Eine Universität ist eine Hochschule, die über das Promotionsrecht verfügt, also Menschen zum Doktortitel führen und diesen auch verleihen kann. Das unterscheidet eine Universität von vielen anderen Arten der Hochschule. Es ist also nicht dasselbe.

Wozu dienen Universitäten?

Eine Universität ist dem Namen her die Gesamtheit aller Wissenschaft. Und sie soll heutzutage Die Lehre und das Lernen verbinden, indem es Lehrer und Schüler zusammenführt, also Studenten und Dozenten und Professoren. Damit soll die Pflege der Wissenschaft erreicht werden. Lehrer vermitteln Wissen, Studenten lernen und gemeinsam forscht man und trägt so dazu bei, die verschiedenen Wissenschaften zu erweitern und neue Erkenntnisse zu bekommen.

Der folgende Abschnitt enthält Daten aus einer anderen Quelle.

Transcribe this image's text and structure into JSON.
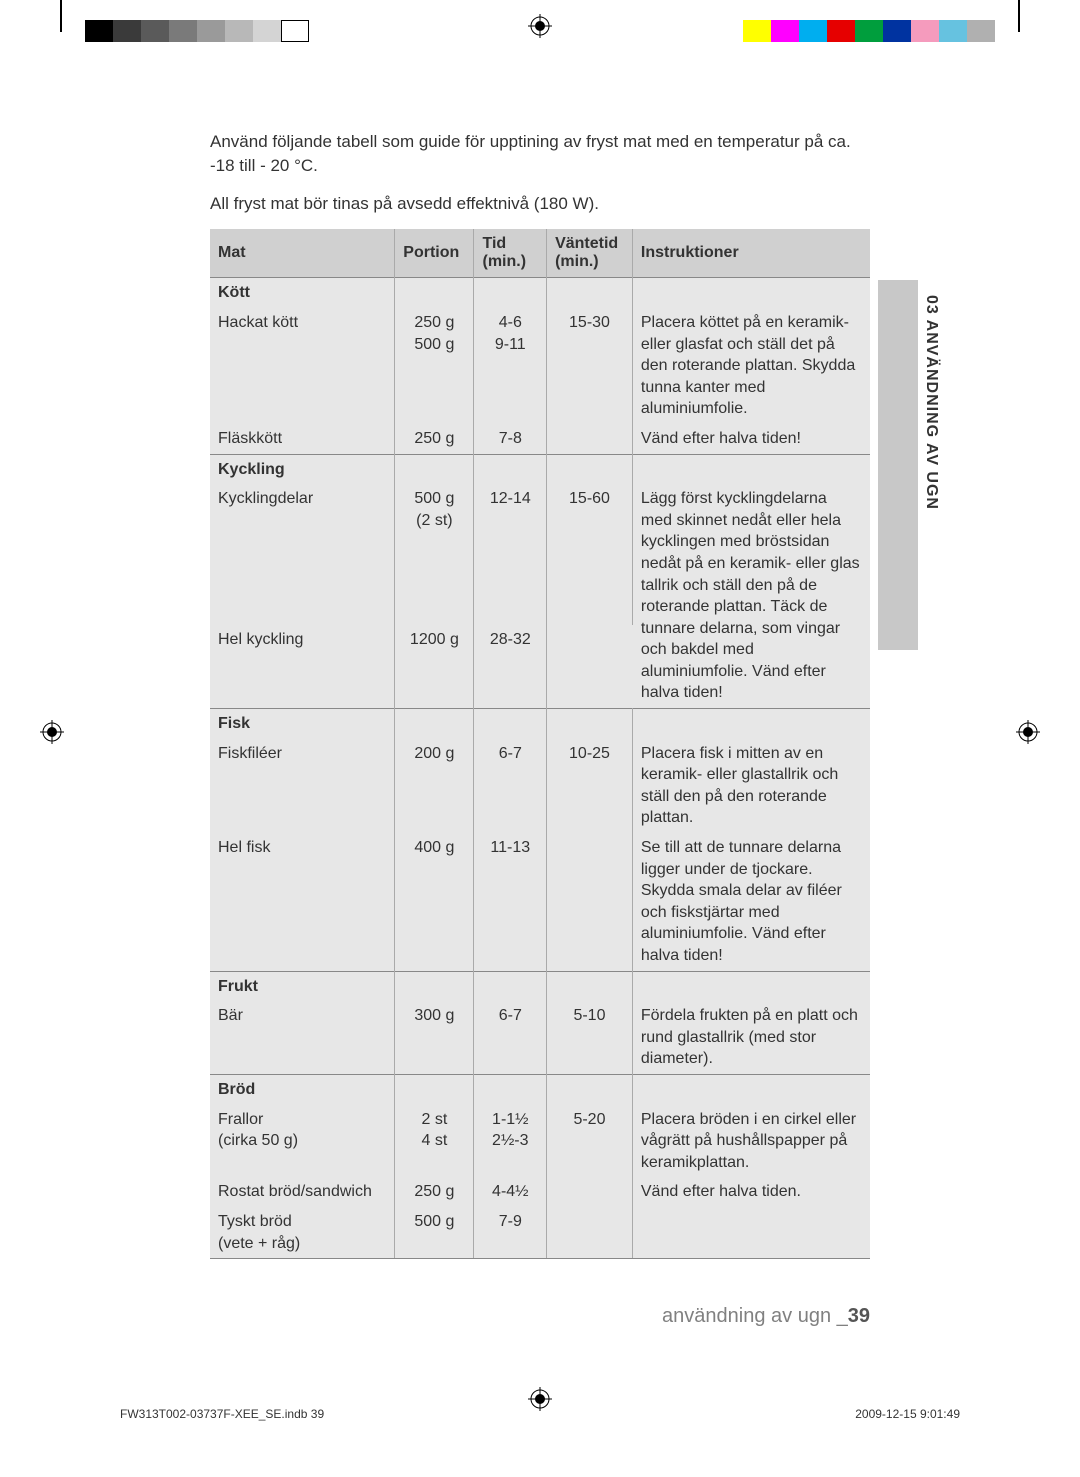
{
  "calibration_bars": {
    "left": [
      "#000000",
      "#3a3a3a",
      "#5a5a5a",
      "#7a7a7a",
      "#9a9a9a",
      "#b8b8b8",
      "#d4d4d4",
      "#ffffff"
    ],
    "right": [
      "#ffff00",
      "#ff00ff",
      "#00aeef",
      "#e60000",
      "#009e3d",
      "#0033a0",
      "#f59bbd",
      "#66c2e0",
      "#b0b0b0"
    ]
  },
  "intro": {
    "p1": "Använd följande tabell som guide för upptining av fryst mat med en temperatur på ca. -18 till - 20 °C.",
    "p2": "All fryst mat bör tinas på avsedd effektnivå (180 W)."
  },
  "headers": {
    "mat": "Mat",
    "portion": "Portion",
    "tid": "Tid (min.)",
    "vantetid": "Väntetid (min.)",
    "instr": "Instruktioner"
  },
  "sections": [
    {
      "title": "Kött",
      "rows": [
        {
          "mat": "Hackat kött",
          "portion": "250 g\n500 g",
          "tid": "4-6\n9-11",
          "vant": "15-30",
          "instr": "Placera köttet på en keramik- eller glasfat och ställ det på den roterande plattan. Skydda tunna kanter med aluminiumfolie."
        },
        {
          "mat": "Fläskkött",
          "portion": "250 g",
          "tid": "7-8",
          "vant": "",
          "instr": "Vänd efter halva tiden!"
        }
      ]
    },
    {
      "title": "Kyckling",
      "rows": [
        {
          "mat": "Kycklingdelar",
          "portion": "500 g\n(2 st)",
          "tid": "12-14",
          "vant": "15-60",
          "instr": "Lägg först kycklingdelarna med skinnet nedåt eller hela kycklingen med bröstsidan nedåt på en keramik- eller glas tallrik och ställ den på de roterande plattan. Täck de tunnare delarna, som vingar och bakdel med aluminiumfolie. Vänd efter halva tiden!",
          "instr_rowspan": 2
        },
        {
          "mat": "Hel kyckling",
          "portion": "1200 g",
          "tid": "28-32",
          "vant": ""
        }
      ]
    },
    {
      "title": "Fisk",
      "rows": [
        {
          "mat": "Fiskfiléer",
          "portion": "200 g",
          "tid": "6-7",
          "vant": "10-25",
          "instr": "Placera fisk i mitten av en keramik- eller glastallrik och ställ den på den roterande plattan."
        },
        {
          "mat": "Hel fisk",
          "portion": "400 g",
          "tid": "11-13",
          "vant": "",
          "instr": "Se till att de tunnare delarna ligger under de tjockare. Skydda smala delar av filéer och fiskstjärtar med aluminiumfolie. Vänd efter halva tiden!"
        }
      ]
    },
    {
      "title": "Frukt",
      "rows": [
        {
          "mat": "Bär",
          "portion": "300 g",
          "tid": "6-7",
          "vant": "5-10",
          "instr": "Fördela frukten på en platt och rund glastallrik (med stor diameter)."
        }
      ]
    },
    {
      "title": "Bröd",
      "rows": [
        {
          "mat": "Frallor\n(cirka 50 g)",
          "portion": "2 st\n4 st",
          "tid": "1-1½\n2½-3",
          "vant": "5-20",
          "instr": "Placera bröden i en cirkel eller vågrätt på hushållspapper på keramikplattan."
        },
        {
          "mat": "Rostat bröd/sandwich",
          "portion": "250 g",
          "tid": "4-4½",
          "vant": "",
          "instr": "Vänd efter halva tiden."
        },
        {
          "mat": "Tyskt bröd\n(vete + råg)",
          "portion": "500 g",
          "tid": "7-9",
          "vant": "",
          "instr": ""
        }
      ]
    }
  ],
  "side_tab": "03 ANVÄNDNING AV UGN",
  "footer_label": "användning av ugn _",
  "footer_page": "39",
  "indb_left": "FW313T002-03737F-XEE_SE.indb   39",
  "indb_right": "2009-12-15      9:01:49",
  "col_widths": [
    "28%",
    "12%",
    "11%",
    "13%",
    "36%"
  ]
}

Im Zuge des Studiums ist es der Universität auch Aufgabe ,Studenten akademische Grade zu verleihen, wenn sie die nötigen Voraussetzungen mitbringen. Damit haben Universitäten auch die Aufgabe, neue Generationen von Wissenschaftlern und Akademikern generell heranzuziehen, damit die Wissenschaften weiterhin gepflegt und erweitert werden können.

Fit für den Beruf?

Immer wieder hört man Vorwürfe, Studenten würden in den Universitäten gar nicht fit für den Beruf gemacht. Inzwischen ist es aber längst geläufig, dass Universitäten Studenten auch praxisorientierte Berufsqualifikationen mitzugeben. Damit soll gewährleistet werden, dass die Studenten nicht aus einem möglichen Elfenbeinturm in die Berufspraxis stolpern und für den Arbeitgeber gar nicht zu gebrauchen sind und quasi noch einmal ausgebildet werden müssen.

Erreicht wird das durch mehrwöchige Praktika und andere Qualifikationsmaßnahmen. Dass ein Student von der Arbeit also keine Ahnung habe, ist ein weit verbreitetes Vorurteil. Sie haben Disziplin, weil das von der Universität vorausgesetzt wird.